Ни Лукашина, ни Хоботова
Большинство кинорежиссеров, с которыми он работал, упорно видели в Миронове красавчика или… красавчика с отрицательным обаянием. А ведь были еще и телеконцерты… Рязанов писал:
Если откинуть его театральные и кинематографические роли, а взять только телевизионные выступления, где он представал без грима, то зритель мог составить об Андрее как человеке превратное суждение. На телевизионном экране элегантно двигался, легко танцевал, непринужденно пел актер, сознающий свою неотразимость, порой смахивающий на фата, фрачного героя, обаятельного бонвивана. И некоторые зрители отождествляли этот образ с сущностью самого Миронова.
Да и сам Рязанов зовет Андрея Миронова на роль Ипполита в “Иронии судьбы, или С легким паром!”. И вдруг Миронов приступает к нему с просьбой попробовать его на роль Жени Лукашина.
Рязанов вспоминал:
Началась кинопроба. Миронов, пряча глаза, застенчиво произносил такие реплики: «А я у женщин никогда не пользовался успехом… еще со школьной скамьи… Была у нас девочка — Ира… Что-то в ней было… Я в нее еще в восьмом классе… как тогда говорили… втюрился… А она не обращала на меня ну никакого внимания!.. Потом, уже после школы, она вышла за Павла…»
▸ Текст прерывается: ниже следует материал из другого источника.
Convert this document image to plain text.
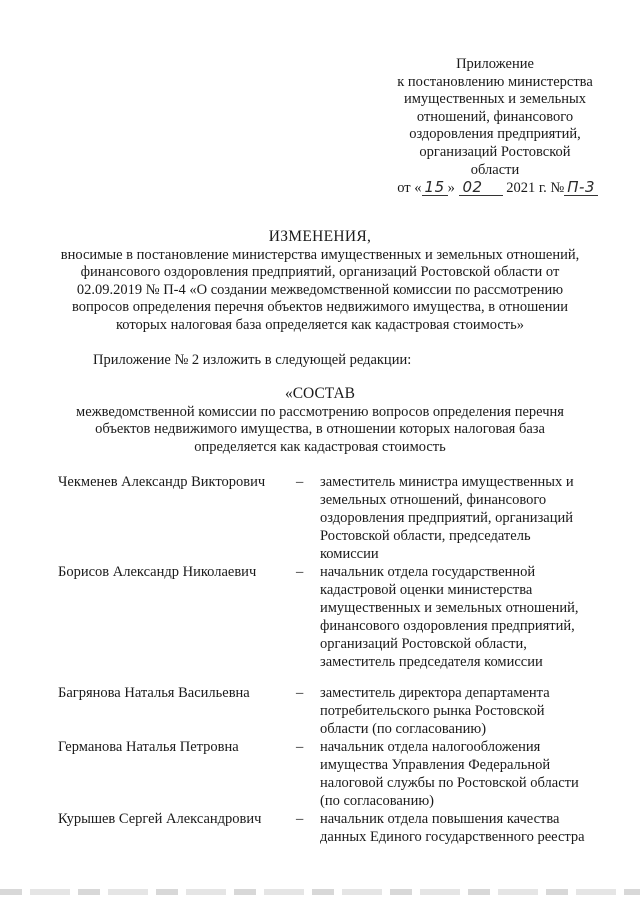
Приложение
к постановлению министерства
имущественных и земельных
отношений, финансового
оздоровления предприятий,
организаций Ростовской
области
от « 15 » 02 2021 г. № П-3
ИЗМЕНЕНИЯ,
вносимые в постановление министерства имущественных и земельных отношений,
финансового оздоровления предприятий, организаций Ростовской области от
02.09.2019 № П-4 «О создании межведомственной комиссии по рассмотрению
вопросов определения перечня объектов недвижимого имущества, в отношении
которых налоговая база определяется как кадастровая стоимость»
Приложение № 2 изложить в следующей редакции:
«СОСТАВ
межведомственной комиссии по рассмотрению вопросов определения перечня
объектов недвижимого имущества, в отношении которых налоговая база
определяется как кадастровая стоимость
Чекменев Александр Викторович – заместитель министра имущественных и
земельных отношений, финансового
оздоровления предприятий, организаций
Ростовской области, председатель
комиссии
Борисов Александр Николаевич	– начальник отдела государственной
кадастровой оценки министерства
имущественных и земельных отношений,
финансового оздоровления предприятий,
организаций Ростовской области,
заместитель председателя комиссии
Багрянова Наталья Васильевна	– заместитель директора департамента
потребительского рынка Ростовской
области (по согласованию)
Германова Наталья Петровна	– начальник отдела налогообложения
имущества Управления Федеральной
налоговой службы по Ростовской области
(по согласованию)
Курышев Сергей Александрович – начальник отдела повышения качества
данных Единого государственного реестра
Но почему-то ощущения правды жизни, веры в актерскую убедительность не возникало. Поверить в то, что какая-то неведомая Ира могла пренебречь таким парнем, как Миронов, было невозможно. Несмотря на все его актерское мастерство, психофизическая сущность артиста расходилась с образом, со словами.
В другой главе своей книги режиссер высказался не менее определенно:
Жребий свел Гурченко [она пробовалась на роль Нади Шевелевой – О.Г.] на кинопробе с Андреем Мироновым. И то, что она играла прежде в паре с Мироновым в «Соломенной шляпке», оказало в данной ситуации дурную услугу обоим исполнителям.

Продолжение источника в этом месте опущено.